RESEARCH: INFLUENZA
FOLDING PROJECT #12413 PROFILE

This project investigates how miniproteins, small drug-like molecules, bind to viruses like influenza. Researchers are using computer simulations to understand how tiny changes in the miniprotein's structure affect its ability to latch onto the virus and potentially block infection. These findings could lead to better design of miniprotein drugs for treating viral diseases.

Designed miniproteins are a class of biomolecules with intermediate sizes—larger than small-molecule drugs, but smaller than monoclonal antibodies.

Miniproteins can be computationally designed to tightly bind protein targets for use as potential therapeutics, a promising new avenue for treating infectious disease.
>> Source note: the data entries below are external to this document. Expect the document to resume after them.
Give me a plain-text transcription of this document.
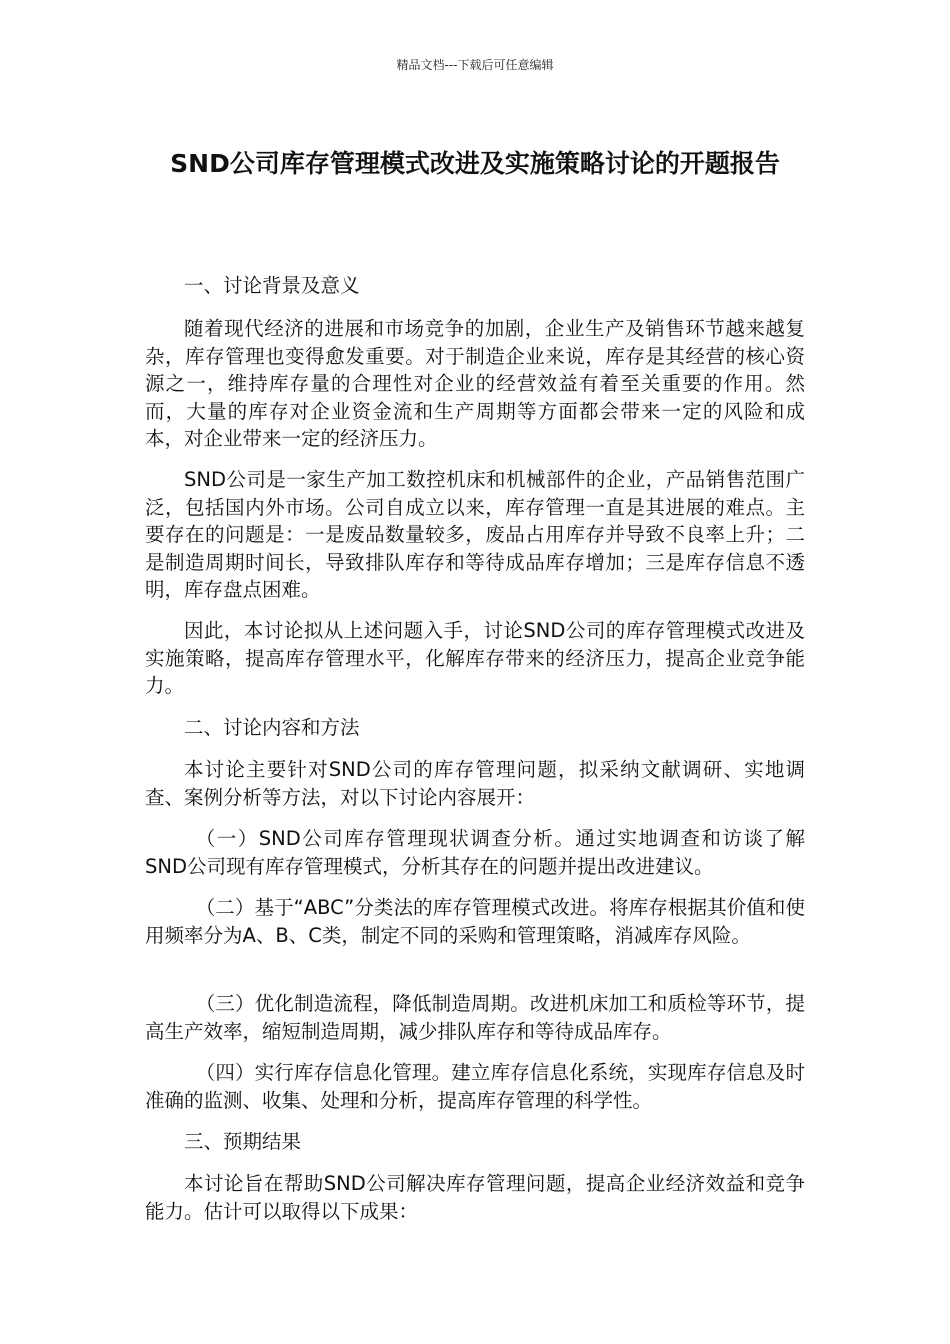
精品文档---下载后可任意编辑
SND公司库存管理模式改进及实施策略讨论的开题报告

一、讨论背景及意义

随着现代经济的进展和市场竞争的加剧，企业生产及销售环节越来越复杂，库存管理也变得愈发重要。对于制造企业来说，库存是其经营的核心资源之一，维持库存量的合理性对企业的经营效益有着至关重要的作用。然而，大量的库存对企业资金流和生产周期等方面都会带来一定的风险和成本，对企业带来一定的经济压力。

SND公司是一家生产加工数控机床和机械部件的企业，产品销售范围广泛，包括国内外市场。公司自成立以来，库存管理一直是其进展的难点。主要存在的问题是：一是废品数量较多，废品占用库存并导致不良率上升；二是制造周期时间长，导致排队库存和等待成品库存增加；三是库存信息不透明，库存盘点困难。

因此，本讨论拟从上述问题入手，讨论SND公司的库存管理模式改进及实施策略，提高库存管理水平，化解库存带来的经济压力，提高企业竞争能力。

二、讨论内容和方法

本讨论主要针对SND公司的库存管理问题，拟采纳文献调研、实地调查、案例分析等方法，对以下讨论内容展开：

（一）SND公司库存管理现状调查分析。通过实地调查和访谈了解SND公司现有库存管理模式，分析其存在的问题并提出改进建议。

（二）基于“ABC”分类法的库存管理模式改进。将库存根据其价值和使用频率分为A、B、C类，制定不同的采购和管理策略，消减库存风险。

（三）优化制造流程，降低制造周期。改进机床加工和质检等环节，提高生产效率，缩短制造周期，减少排队库存和等待成品库存。

（四）实行库存信息化管理。建立库存信息化系统，实现库存信息及时准确的监测、收集、处理和分析，提高库存管理的科学性。

三、预期结果

本讨论旨在帮助SND公司解决库存管理问题，提高企业经济效益和竞争能力。估计可以取得以下成果：
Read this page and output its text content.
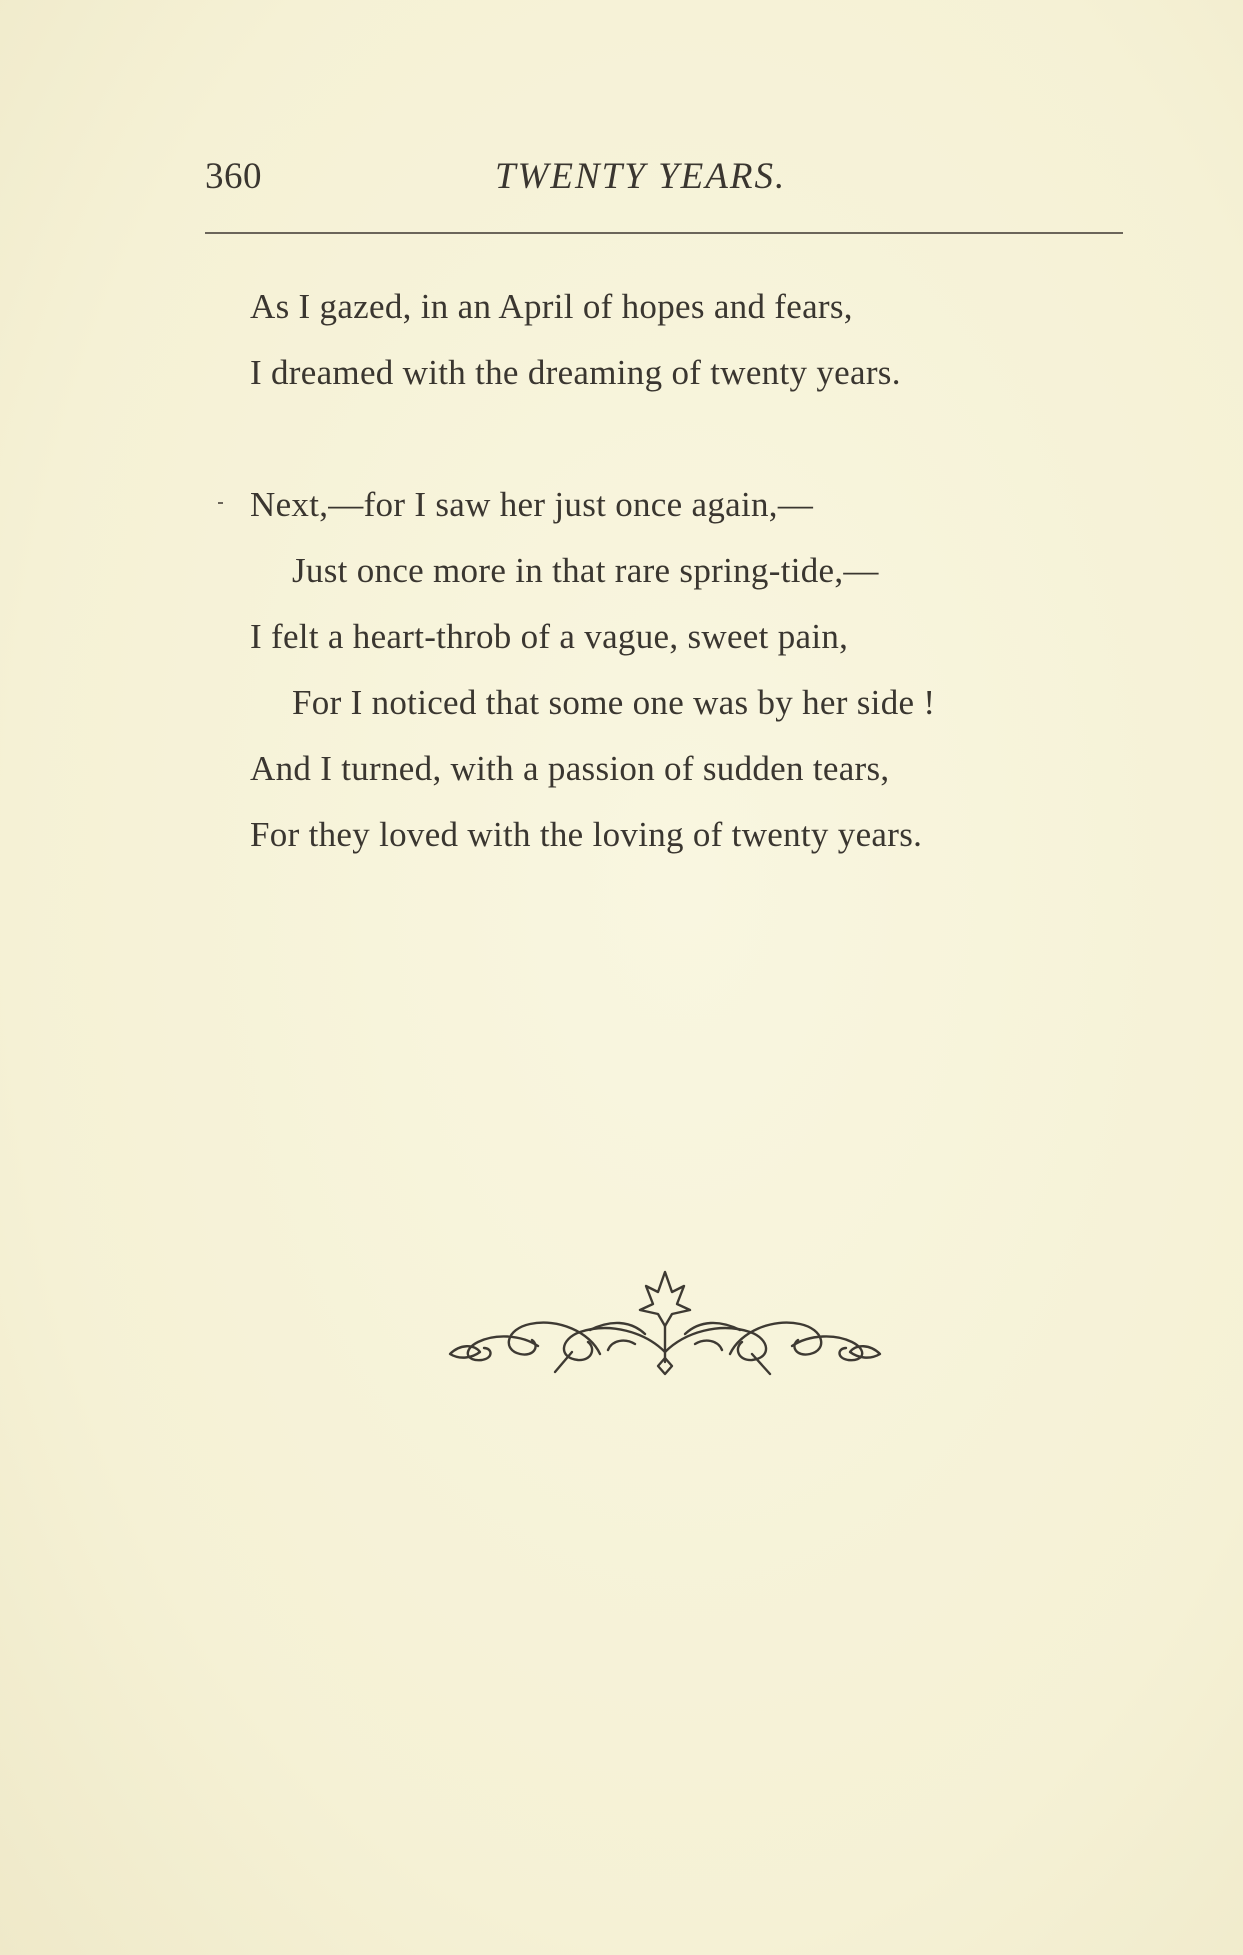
360	TWENTY YEARS.
As I gazed, in an April of hopes and fears,
I dreamed with the dreaming of twenty years.
Next,—for I saw her just once again,—
Just once more in that rare spring-tide,—
I felt a heart-throb of a vague, sweet pain,
For I noticed that some one was by her side !
And I turned, with a passion of sudden tears,
For they loved with the loving of twenty years.
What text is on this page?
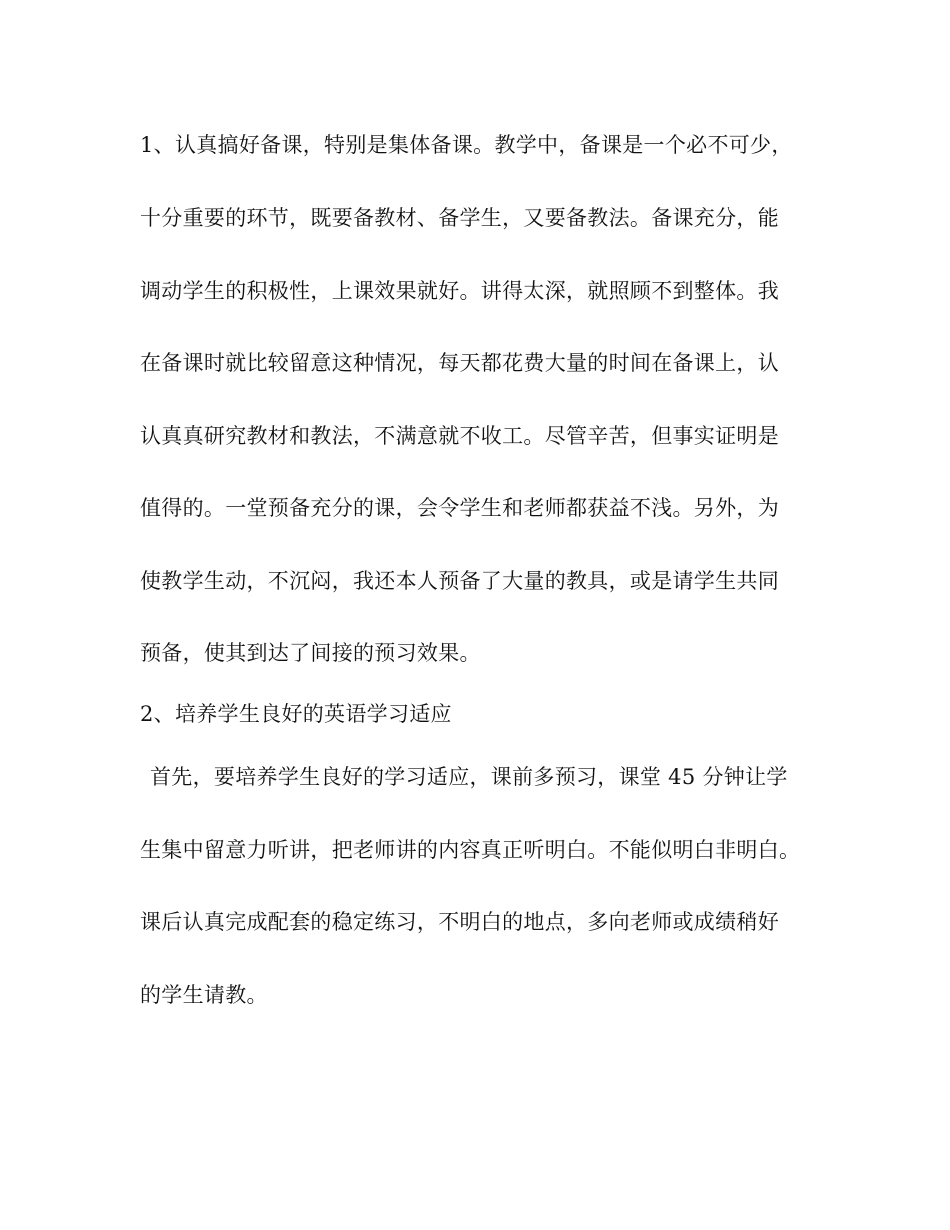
1、认真搞好备课，特别是集体备课。教学中，备课是一个必不可少，
十分重要的环节，既要备教材、备学生，又要备教法。备课充分，能
调动学生的积极性，上课效果就好。讲得太深，就照顾不到整体。我
在备课时就比较留意这种情况，每天都花费大量的时间在备课上，认
认真真研究教材和教法，不满意就不收工。尽管辛苦，但事实证明是
值得的。一堂预备充分的课，会令学生和老师都获益不浅。另外，为
使教学生动，不沉闷，我还本人预备了大量的教具，或是请学生共同
预备，使其到达了间接的预习效果。
2、培养学生良好的英语学习适应
首先，要培养学生良好的学习适应，课前多预习，课堂 45 分钟让学
生集中留意力听讲，把老师讲的内容真正听明白。不能似明白非明白。
课后认真完成配套的稳定练习，不明白的地点，多向老师或成绩稍好
的学生请教。
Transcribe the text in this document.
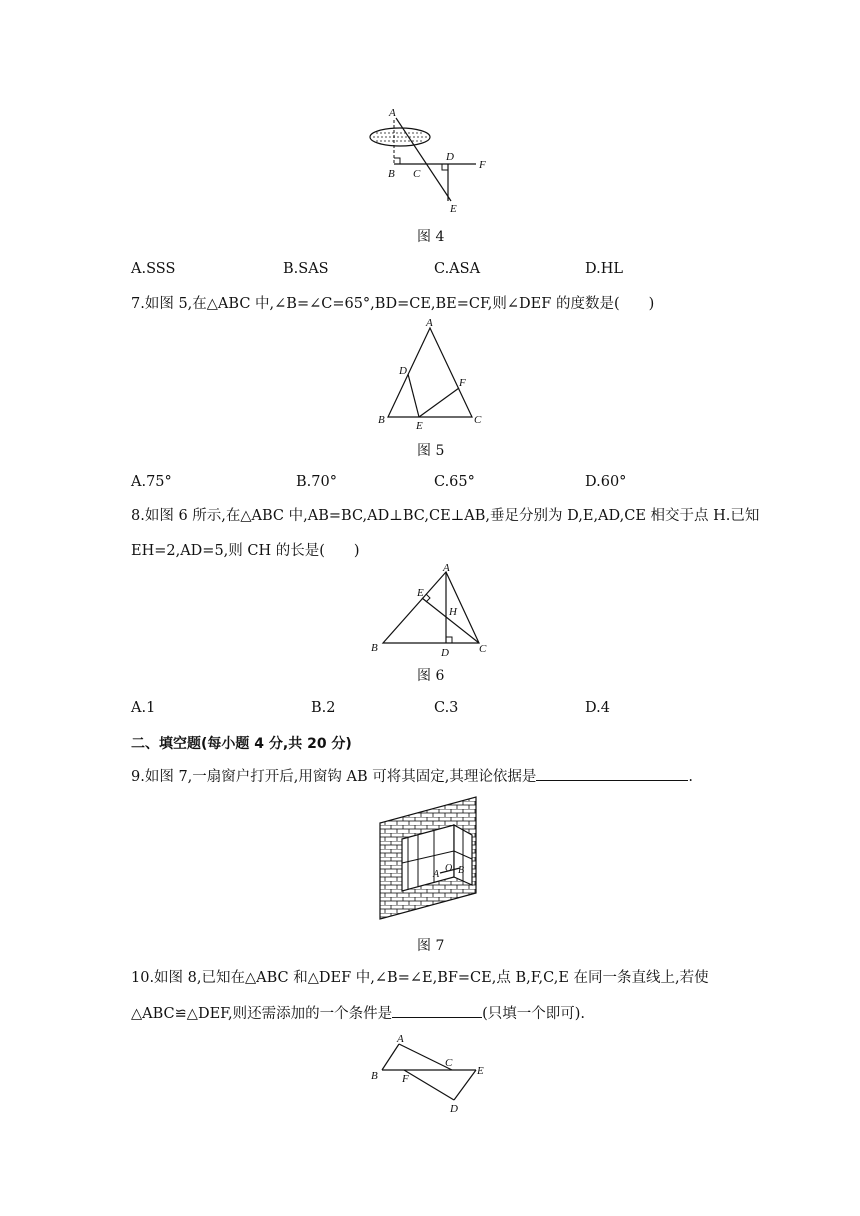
A
B C
D
F
E
图 4
A.SSS	B.SAS	C.ASA	D.HL
7.如图 5,在△ABC 中,∠B=∠C=65°,BD=CE,BE=CF,则∠DEF 的度数是(　　)
A
D
F
B	E	C
图 5
A.75°	B.70°	C.65°	D.60°
8.如图 6 所示,在△ABC 中,AB=BC,AD⊥BC,CE⊥AB,垂足分别为 D,E,AD,CE 相交于点 H.已知
EH=2,AD=5,则 CH 的长是(　　)
A
E
H
B	D	C
图 6
A.1	B.2	C.3	D.4
二、填空题(每小题 4 分,共 20 分)
9.如图 7,一扇窗户打开后,用窗钩 AB 可将其固定,其理论依据是	.
A
O B
图 7
10.如图 8,已知在△ABC 和△DEF 中,∠B=∠E,BF=CE,点 B,F,C,E 在同一条直线上,若使
△ABC≌△DEF,则还需添加的一个条件是	(只填一个即可).
A
C
B F
E
D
Hemagglutinin is a viral fusion protein that allows H1 influenza A (HA) to bind sialic acid on cell surfaces, as well as being involved in the post-endocytosis mechanism of cellular infection.

The Baker lab at University of Washington has developed de novo designed miniproteins that bind hemagglutinin, and improved their binding through affinity maturation (Chevalier et al.

2017).

Many of the mutations seen in affinity-matured sequences are not found in the binding interface, and it remains an open question how these changes lead to higher affinity.

Furthermore, many of the computational predictions of how single-point mutations affect binding deviate significantly from the experimentally determined values. Could all-atom molecular simulation approaches achieve more accurate predictions? In this set of simulations, we aim to use massively parallel expanded ensemble simulations to predict mutational effects on affinities to hemagglutinin.

By pairing these simulations with other simulations aimed at modeling the binding reactions of these miniproteins to hemagglutinin, we aim to have a relatively complete picture of a miniprotein-target binding reaction and how mutations affect it.

These studies are a large-scale investigation on how miniprotein binding reactions work in atomic detail, towards a better understanding of computational design and modulation of miniprotein therapeutics.

miniproteins

Small proteins designed for therapeutic use.

Miniproteins are a new class of medication made from small proteins. They can be designed to bind specifically to target proteins in the body, potentially treating diseases like infections.

biomolecules

Molecules that are essential to life and often found in living organisms.

Biomolecules are the building blocks of all living things. They include proteins, carbohydrates, lipids, and nucleic acids.

monoclonal antibodies

Laboratory-made proteins that mimic the immune system's ability to fight off specific targets.

Monoclonal antibodies are a type of medication used to treat various diseases. They work by targeting and destroying specific cells or molecules in the body.

hemagglutinin

A viral protein that allows viruses to attach to host cells.

Hemagglutinin is a protein found on the surface of certain viruses, like influenza. It helps the virus stick to and enter human cells.

H1 influenza A

A subtype of the influenza virus.

H1 influenza A is a common type of flu virus that can cause seasonal illness.

sialic acid

A type of sugar molecule found on the surface of cells.

Sialic acid is a sugar that plays a role in cell recognition and communication.

affinity maturation

The process of improving the binding affinity of antibodies or other molecules.

Affinity maturation is a process used to make antibodies stronger and more effective at targeting their specific targets.

molecular simulation

The use of computer models to simulate the behavior of molecules.

Molecular simulations are used to study how molecules interact and behave. This can help researchers understand how drugs work and design new ones.

expanded ensemble simulation

A type of molecular simulation that uses multiple simulations to explore a wider range of possible energy states.

Expanded ensemble simulations are used to study complex systems and improve the accuracy of predictions.